Roan nods. ‘Eightish sounds good. I think I might just head out for a run then. What time’s dinner?’

She glances at the oven where Josh’s goujons are cooking. She hadn’t thought about dinner for Roan. For her. ‘Are we not eating out tonight?’

‘Can do. Fine with me. I’m not that hungry anyway.’

She opens her mouth to say, ‘Oh, that’ll be because you went and had lunch in town somewhere, with someone, for some reason.’ But that’s not how she wants the night to start. Instead she smiles and says, ‘Great. Have a good run.’

Georgia appears a moment later. She goes to the bread bin and takes out the loaf of expensive rye and sourdough bread that Cate buys especially for her. She puts it in the toaster and then goes to the fridge, pulls open the vegetable drawer, rummages for a moment, emerges with the fresh avocado in her hand, slices it over the sink, tugs out the stone with the tip of the knife, drops the stone in the bin, mashes the avocado in the same bowl in which she always mashes her avocado, grinds salt into it, smears it over the two large slices of toast, sits it on the table with a large glass of apple and mango juice and bites into it.

Georgia sees Cate watching her. ‘You all right, Mum?’ she says.

Cate nods, shaking herself out of her mild reverie. ‘I’m fine, yes.’

Georgia picks up the Banksy Valentine’s card with her spare hand and examines it. ‘Aw,’ she says. ‘Sweet.

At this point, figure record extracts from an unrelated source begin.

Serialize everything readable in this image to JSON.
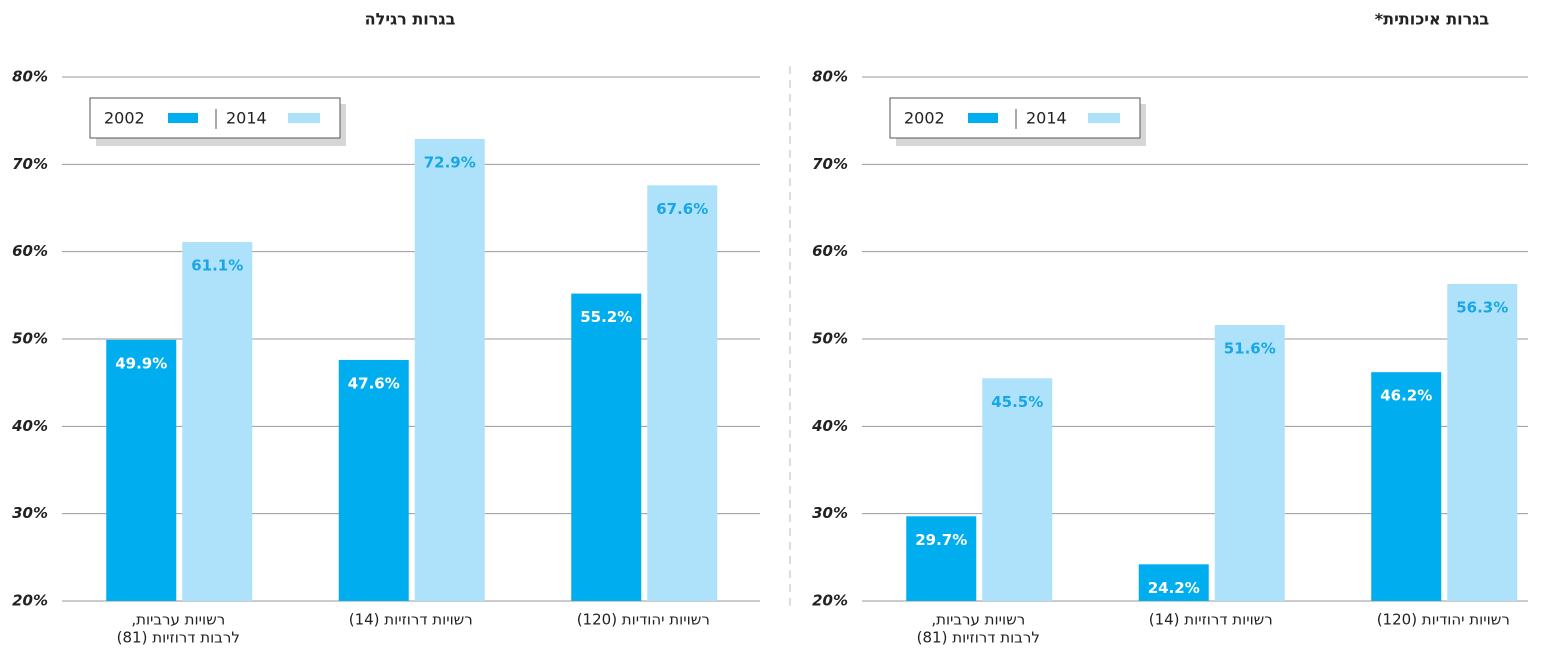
{
  "chart_data": [
    {
      "type": "bar",
      "title": "בגרות רגילה",
      "categories": [
        [
          "רשויות ערביות,",
          "לרבות דרוזיות (81)"
        ],
        [
          "רשויות דרוזיות (14)"
        ],
        [
          "רשויות יהודיות (120)"
        ]
      ],
      "series": [
        {
          "name": "2002",
          "color": "#00adef",
          "values": [
            49.9,
            47.6,
            55.2
          ],
          "value_labels": [
            "49.9%",
            "47.6%",
            "55.2%"
          ]
        },
        {
          "name": "2014",
          "color": "#aee2fb",
          "values": [
            61.1,
            72.9,
            67.6
          ],
          "value_labels": [
            "61.1%",
            "72.9%",
            "67.6%"
          ]
        }
      ],
      "ylim": [
        20,
        80
      ],
      "yticks": [
        {
          "value": 20,
          "label": "20%"
        },
        {
          "value": 30,
          "label": "30%"
        },
        {
          "value": 40,
          "label": "40%"
        },
        {
          "value": 50,
          "label": "50%"
        },
        {
          "value": 60,
          "label": "60%"
        },
        {
          "value": 70,
          "label": "70%"
        },
        {
          "value": 80,
          "label": "80%"
        }
      ],
      "grid": true,
      "legend": "top-left"
    },
    {
      "type": "bar",
      "title": "בגרות איכותית*",
      "categories": [
        [
          "רשויות ערביות,",
          "לרבות דרוזיות (81)"
        ],
        [
          "רשויות דרוזיות (14)"
        ],
        [
          "רשויות יהודיות (120)"
        ]
      ],
      "series": [
        {
          "name": "2002",
          "color": "#00adef",
          "values": [
            29.7,
            24.2,
            46.2
          ],
          "value_labels": [
            "29.7%",
            "24.2%",
            "46.2%"
          ]
        },
        {
          "name": "2014",
          "color": "#aee2fb",
          "values": [
            45.5,
            51.6,
            56.3
          ],
          "value_labels": [
            "45.5%",
            "51.6%",
            "56.3%"
          ]
        }
      ],
      "ylim": [
        20,
        80
      ],
      "yticks": [
        {
          "value": 20,
          "label": "20%"
        },
        {
          "value": 30,
          "label": "30%"
        },
        {
          "value": 40,
          "label": "40%"
        },
        {
          "value": 50,
          "label": "50%"
        },
        {
          "value": 60,
          "label": "60%"
        },
        {
          "value": 70,
          "label": "70%"
        },
        {
          "value": 80,
          "label": "80%"
        }
      ],
      "grid": true,
      "legend": "top-left"
    }
  ]
}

Dad got you a card. Bless. What’s it mean?’

‘It means …’ She tugs a piece of kitchen towel from the roll and uses it to mop up some spilled tea on the counter. ‘I don’t know. I think maybe he thinks I’m still a bit sensitive after what happened last year.’

‘Oh, you mean yourcrisis?’

‘Yes. Our crisis.’

‘That was so weird,’ Georgia says, her mouth full of food. ‘Just so, so weird. What was it even about?’

They’d never told the children what it was about. They’d never told the children how close they’d come to splitting up. They’d just said they were having a bit of a crisis, totally normal after so many years together, that they were going to spend a few days apart and see how they felt after. And then there hadn’t really been an after. Roan had moved back. They’d gone skiing. Life had continued.

Cate shakes her head. ‘I’m still not too sure,’ she says. ‘Just one of those things. Happens to every couple, I guess.’

‘But you’re cool now? You and dad?’

‘Yes. We’re cool now. In fact, we’re going out to the pub tonight.’

‘Ooh, ooh, can I come too?’

Cate raises an eyebrow. ‘What on earth for?’ She laughs.